Going back to the quote we started with that people no longer want to pay full price. Have they ever wanted to pay full price? No! It’s not about price; it’s about perceived value. In the absence of a compelling reason to buy, price will win out. It’s called commoditization. All things being equal, price is the default.

Apple recently reported an increase of 47% in quarterly profits. Why? People are buying iPhones, iPods, and Macs. Apple doesn’t advertise discounts to sell its products. They create compelling product offerings.

Radio Shack, once thought to be on the brink of irrelevance, is gaining traction in the highly competitive consumer electronics industry by selling more expensive, and more lucrative, wireless products from a broad range of suppliers.

Casual dining chains have reportedly seen a significant decrease in sales and traffic, but not Chipotle.
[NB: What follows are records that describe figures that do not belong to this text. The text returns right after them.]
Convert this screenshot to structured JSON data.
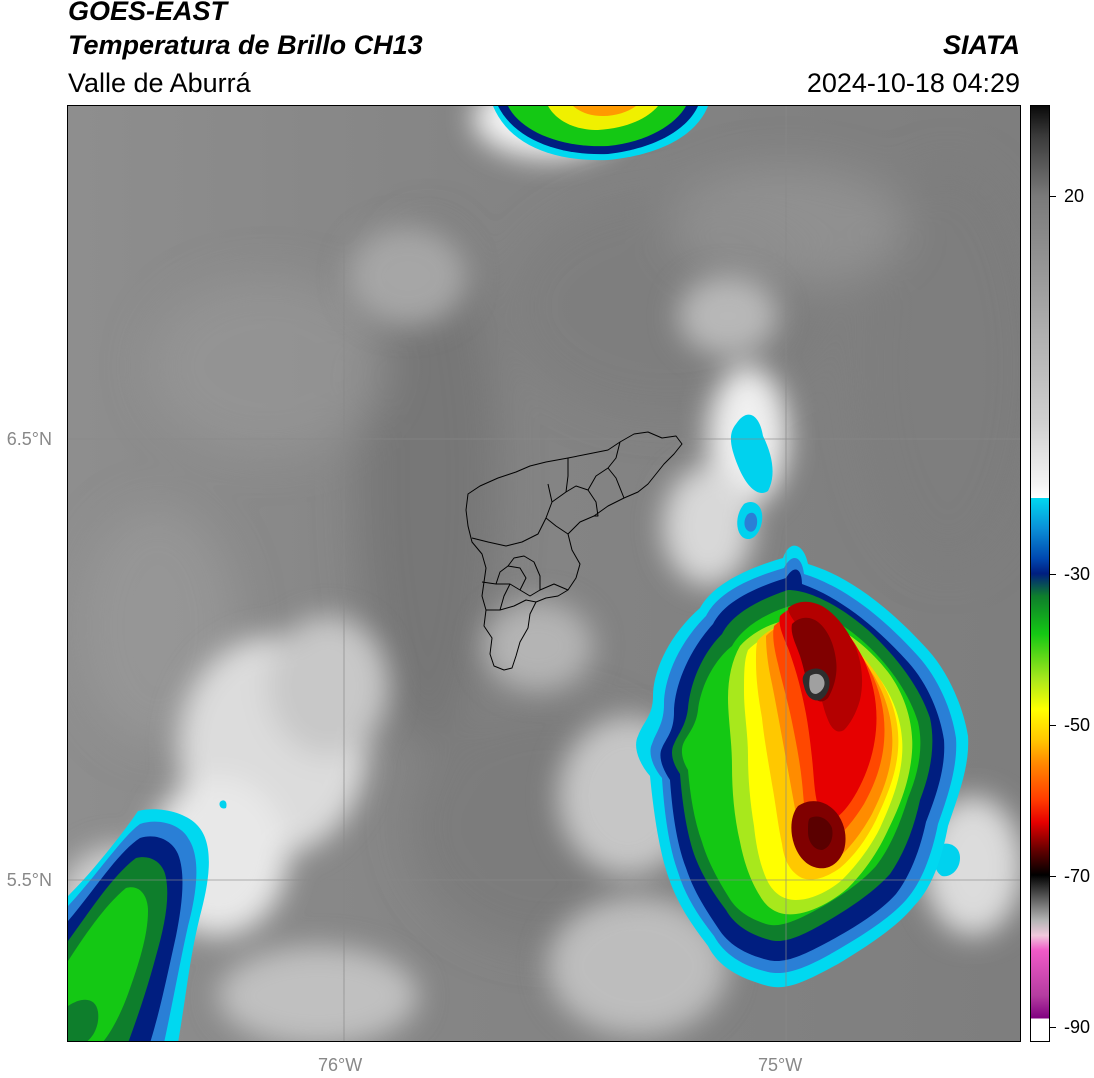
{
  "header": {
    "title": "GOES-EAST",
    "subtitle": "Temperatura de Brillo CH13",
    "region": "Valle de Aburrá",
    "brand": "SIATA",
    "timestamp": "2024-10-18 04:29"
  },
  "map": {
    "lat_labels": [
      "6.5°N",
      "5.5°N"
    ],
    "lon_labels": [
      "76°W",
      "75°W"
    ],
    "gridline_color": "#888888",
    "boundary_color": "#000000"
  },
  "colorbar": {
    "tick_labels": [
      "20",
      "-30",
      "-50",
      "-70",
      "-90"
    ],
    "tick_values": [
      20,
      -30,
      -50,
      -70,
      -90
    ],
    "range": [
      -92,
      32
    ],
    "colors": {
      "warm_gray": "#7a7a7a",
      "white": "#ffffff",
      "cyan": "#00d8f0",
      "navy": "#001e80",
      "green": "#14c814",
      "yellow": "#ffff00",
      "orange": "#ff8c00",
      "red": "#e60000",
      "dark_red": "#5a0000",
      "black": "#000000",
      "pink": "#f05ac8",
      "purple": "#800080"
    }
  }
}
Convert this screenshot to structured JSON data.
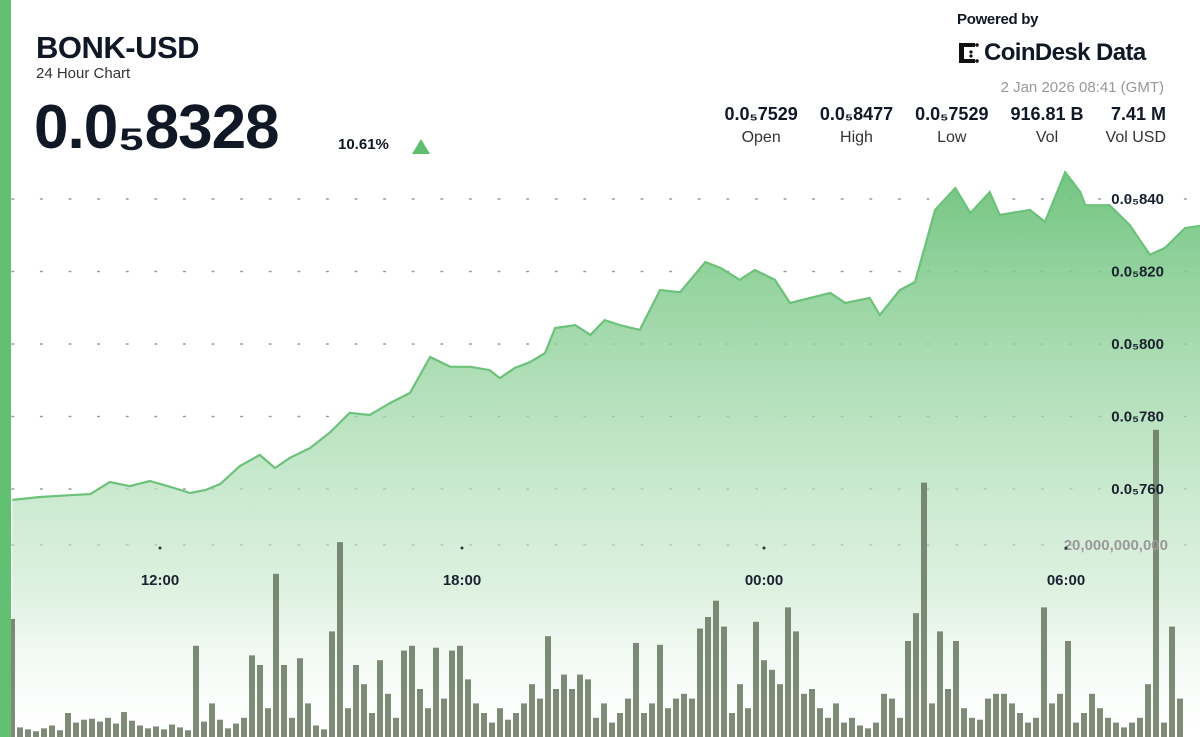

There are only three major items on Chipotle’s menu: burritos, tacos, and salads. In a U.S. News & World report article, Chipotle’s Secret Salsa, Founder and CEO Steve Ells sums up its business model in a single sentence: “Focus on just a few things, and do them better than anybody else.”

It’s too soon to know if consumer behavior is really shifting for the long-term. But it’s not too soon to improve how you do business. Lowering prices and cutting expenses is the easy thing to do. The harder work is creating a compelling product or service offering. Are you willing to do the hard work?